The consultants also noted that an argument could be made that future processing might benefit from the increased resolution. It is worth noting, however, that in cases where a scanner delivers data at a spatial resolution above its native optical resolution (as determined by the spacing and number of the photosites in its image sensor), the future processing could accomplish this same function. Many current scanners tend to be limited to 300 or 400 dpi optical resolution; thus one could wait until a later moment to interpolate the image information to higher resolution. Successful future processing for increasing resolution (by interpolation), however, would depend upon keeping the artifacts produced by compression to a minimum; see Section 8 on compression and JPEG artifacts.
Bitonal images have a more pressing need of spatial resolution beyond that indicated by the 1 to 2 pixel per stroke dictum. When a character (whose stroke thickness varies in a smooth way, reflecting the aesthetic intent of the typeface designer) is represented by binary pixels, subtle changes in the original stroke thickness are rendered as quantum jumps in thickness: from 1 to 2 pixels (a 100 percent increase), or from 2 to 3 pixels (a 50 percent increase). Moving beyond 1 to 2 pixels per stroke lessens this effect, hence the requirement for 600 dpi in preservation bitonal images of text suggested in the widely-quoted Cornell work.

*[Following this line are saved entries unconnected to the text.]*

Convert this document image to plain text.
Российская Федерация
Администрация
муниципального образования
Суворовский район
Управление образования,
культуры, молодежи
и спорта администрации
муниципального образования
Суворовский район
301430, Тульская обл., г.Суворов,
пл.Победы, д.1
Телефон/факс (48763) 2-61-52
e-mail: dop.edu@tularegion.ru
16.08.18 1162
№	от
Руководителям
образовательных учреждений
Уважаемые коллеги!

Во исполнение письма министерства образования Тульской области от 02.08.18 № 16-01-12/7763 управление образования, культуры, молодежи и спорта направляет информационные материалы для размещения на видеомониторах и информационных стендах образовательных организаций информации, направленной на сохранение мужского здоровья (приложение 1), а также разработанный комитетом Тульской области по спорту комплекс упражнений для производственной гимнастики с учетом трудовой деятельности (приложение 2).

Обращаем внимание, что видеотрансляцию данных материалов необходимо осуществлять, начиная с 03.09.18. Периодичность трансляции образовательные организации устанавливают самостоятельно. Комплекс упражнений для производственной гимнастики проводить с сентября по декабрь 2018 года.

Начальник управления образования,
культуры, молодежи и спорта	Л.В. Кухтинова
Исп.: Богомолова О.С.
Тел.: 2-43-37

Tonal images instead lessen this quantum effect by subtly "graying out" pixels which are only partially on the stroke; they do this without an increase in spatial resolution. While this "anti-aliasing" technique has been in use in phototypesetting and vector computer graphics for 30 years, imaging designers have recently re-discovered it. When used to scale down a high spatial resolution binary image to a lower resolution tonal image for screen display, it is often called "scale to gray."